The average pay for chief executives of the UK’s 100 biggest companies has jumped by 39 per cent to £3.4 million.

Research by the High Pay Centre thinktank and the Trades Union Congress found median pay for FTSE 100 CEOs is now 109 times higher than that of an average full-time worker in Britain.

Union bosses say the “lack of restraint” displayed by top CEOs is a “slap in the face” for workers struggling for pay rises during the ongoing cost of living crisis.

The average salary of top company executives is also up on pre-pandemic levels, with an increase of 5 per cent from £3.25 million in 2019.

Sebastien De Montessus, CEO of metals and mining company Endeavour, tops the list of highest-paid executives with a salary of approximately £16.85 million.

Pascal Soriot of pharmaceutical and biotechnology business AstraZeneca – creators of a vaccine against Covid-19 – was next on the list, with earnings of £13.86 million.

AstraZeneca chief Pascal Soriot is one of the UK’s top CEOs with a salary of over £13 million (AstraZeneca/PA) (PA Media)

Albert Manifold of construction and materials company, CRH, followed with a salary of £11.68 million.

The analysis also found that FTSE 100 firms spent nearly three quarters of a billion pound on executive pay, with £720.21m paid to 224 executives.

Annual bonuses also reached £1.4m, compared to £828k in 2020 and £1.1m in 2019, with 90 per cent of CEOs received a bonus in 2021.

The study’s authors say that excessive pay for CEOs reflects “widening inequality that is experienced across the UK more generally.”

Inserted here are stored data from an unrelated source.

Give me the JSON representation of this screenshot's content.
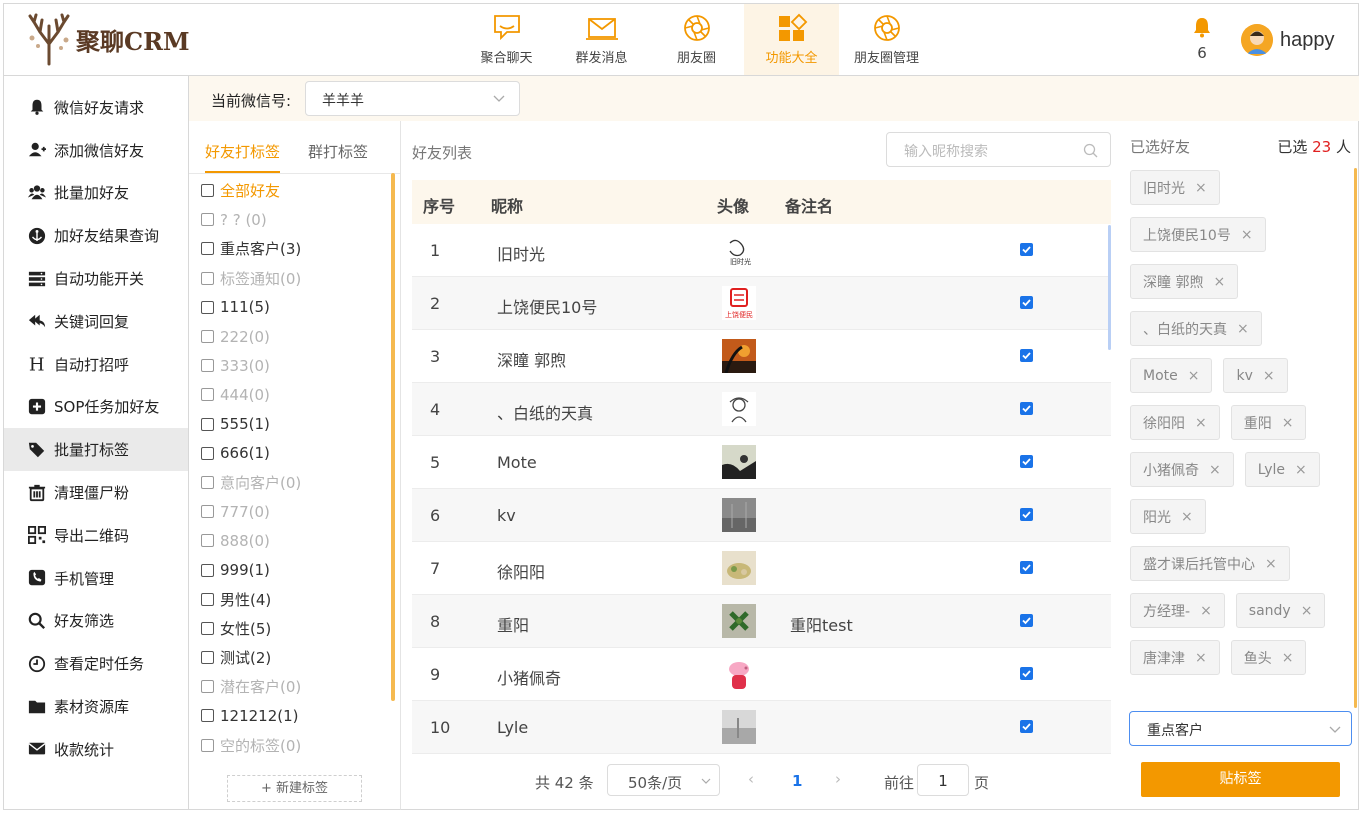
{
  "brand": {
    "name": "聚聊CRM"
  },
  "nav": [
    {
      "label": "聚合聊天",
      "icon": "chat-icon",
      "active": false
    },
    {
      "label": "群发消息",
      "icon": "mail-icon",
      "active": false
    },
    {
      "label": "朋友圈",
      "icon": "aperture-icon",
      "active": false
    },
    {
      "label": "功能大全",
      "icon": "grid-icon",
      "active": true
    },
    {
      "label": "朋友圈管理",
      "icon": "aperture-icon",
      "active": false
    }
  ],
  "notifications": {
    "count": "6"
  },
  "user": {
    "name": "happy"
  },
  "sidebar": {
    "items": [
      {
        "label": "微信好友请求",
        "icon": "bell-icon"
      },
      {
        "label": "添加微信好友",
        "icon": "add-user-icon"
      },
      {
        "label": "批量加好友",
        "icon": "users-icon"
      },
      {
        "label": "加好友结果查询",
        "icon": "anchor-icon"
      },
      {
        "label": "自动功能开关",
        "icon": "server-icon"
      },
      {
        "label": "关键词回复",
        "icon": "reply-all-icon"
      },
      {
        "label": "自动打招呼",
        "icon": "heading-icon"
      },
      {
        "label": "SOP任务加好友",
        "icon": "plus-square-icon"
      },
      {
        "label": "批量打标签",
        "icon": "tags-icon"
      },
      {
        "label": "清理僵尸粉",
        "icon": "trash-icon"
      },
      {
        "label": "导出二维码",
        "icon": "qrcode-icon"
      },
      {
        "label": "手机管理",
        "icon": "phone-icon"
      },
      {
        "label": "好友筛选",
        "icon": "search-icon"
      },
      {
        "label": "查看定时任务",
        "icon": "clock-icon"
      },
      {
        "label": "素材资源库",
        "icon": "folder-icon"
      },
      {
        "label": "收款统计",
        "icon": "envelope-icon"
      }
    ],
    "active_index": 8
  },
  "topbar": {
    "label": "当前微信号:",
    "account": "羊羊羊"
  },
  "tag_panel": {
    "tabs": [
      {
        "label": "好友打标签",
        "active": true
      },
      {
        "label": "群打标签",
        "active": false
      }
    ],
    "tags": [
      {
        "label": "全部好友",
        "style": "hl"
      },
      {
        "label": "? ? (0)",
        "style": "mute"
      },
      {
        "label": "重点客户(3)",
        "style": "norm"
      },
      {
        "label": "标签通知(0)",
        "style": "mute"
      },
      {
        "label": "111(5)",
        "style": "norm"
      },
      {
        "label": "222(0)",
        "style": "mute"
      },
      {
        "label": "333(0)",
        "style": "mute"
      },
      {
        "label": "444(0)",
        "style": "mute"
      },
      {
        "label": "555(1)",
        "style": "norm"
      },
      {
        "label": "666(1)",
        "style": "norm"
      },
      {
        "label": "意向客户(0)",
        "style": "mute"
      },
      {
        "label": "777(0)",
        "style": "mute"
      },
      {
        "label": "888(0)",
        "style": "mute"
      },
      {
        "label": "999(1)",
        "style": "norm"
      },
      {
        "label": "男性(4)",
        "style": "norm"
      },
      {
        "label": "女性(5)",
        "style": "norm"
      },
      {
        "label": "测试(2)",
        "style": "norm"
      },
      {
        "label": "潜在客户(0)",
        "style": "mute"
      },
      {
        "label": "121212(1)",
        "style": "norm"
      },
      {
        "label": "空的标签(0)",
        "style": "mute"
      }
    ],
    "new_tag": "+ 新建标签"
  },
  "friend_list": {
    "title": "好友列表",
    "search_placeholder": "输入昵称搜索",
    "columns": {
      "no": "序号",
      "name": "昵称",
      "avatar": "头像",
      "remark": "备注名"
    },
    "rows": [
      {
        "no": "1",
        "name": "旧时光",
        "remark": "",
        "avatar": "sketch-avatar",
        "checked": true
      },
      {
        "no": "2",
        "name": "上饶便民10号",
        "remark": "",
        "avatar": "logo-avatar",
        "checked": true
      },
      {
        "no": "3",
        "name": "深瞳 郭煦",
        "remark": "",
        "avatar": "sunset-avatar",
        "checked": true
      },
      {
        "no": "4",
        "name": "、白纸的天真",
        "remark": "",
        "avatar": "doodle-avatar",
        "checked": true
      },
      {
        "no": "5",
        "name": "Mote",
        "remark": "",
        "avatar": "silhouette-avatar",
        "checked": true
      },
      {
        "no": "6",
        "name": "kv",
        "remark": "",
        "avatar": "grey-avatar",
        "checked": true
      },
      {
        "no": "7",
        "name": "徐阳阳",
        "remark": "",
        "avatar": "food-avatar",
        "checked": true
      },
      {
        "no": "8",
        "name": "重阳",
        "remark": "重阳test",
        "avatar": "plant-avatar",
        "checked": true
      },
      {
        "no": "9",
        "name": "小猪佩奇",
        "remark": "",
        "avatar": "peppa-avatar",
        "checked": true
      },
      {
        "no": "10",
        "name": "Lyle",
        "remark": "",
        "avatar": "fog-avatar",
        "checked": true
      }
    ],
    "pager": {
      "total": "共 42 条",
      "page_size": "50条/页",
      "current": "1",
      "goto_label": "前往",
      "goto_value": "1",
      "goto_suffix": "页"
    }
  },
  "selected_panel": {
    "title": "已选好友",
    "count_prefix": "已选",
    "count": "23",
    "count_suffix": "人",
    "chips": [
      "旧时光",
      "上饶便民10号",
      "深瞳 郭煦",
      "、白纸的天真",
      "Mote",
      "kv",
      "徐阳阳",
      "重阳",
      "小猪佩奇",
      "Lyle",
      "阳光",
      "盛才课后托管中心",
      "方经理-",
      "sandy",
      "唐津津",
      "鱼头"
    ],
    "tag_select": "重点客户",
    "apply_button": "贴标签"
  },
  "colors": {
    "accent": "#f39800",
    "link": "#1a73e8",
    "count_red": "#e02020"
  }
}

“If large employers are paying millions more to already very wealthy executives, that makes it harder to fund pay increases for low and middle income workers,” they said.

“If incomes in the UK were shared more evenly, that would significantly raise the living standards of the people hit hardest by the current economic crisis.”

Gary Smith, General Secretary of GMB trade union, said: “We’re in the midst of a cost-of-living crisis with many workers unable to heat their homes and feed their families.

“To see CEO pay rocketing to more than 100 times the average salary is sickening. There’s nothing wrong with being paid for a job well done, but the lack of ‘restraint’ from those at the top is a slap in the face to workers who are being denied a proper pay rise.

“That’s why across the country GMB members are taking action to defend their living standards and make work better.”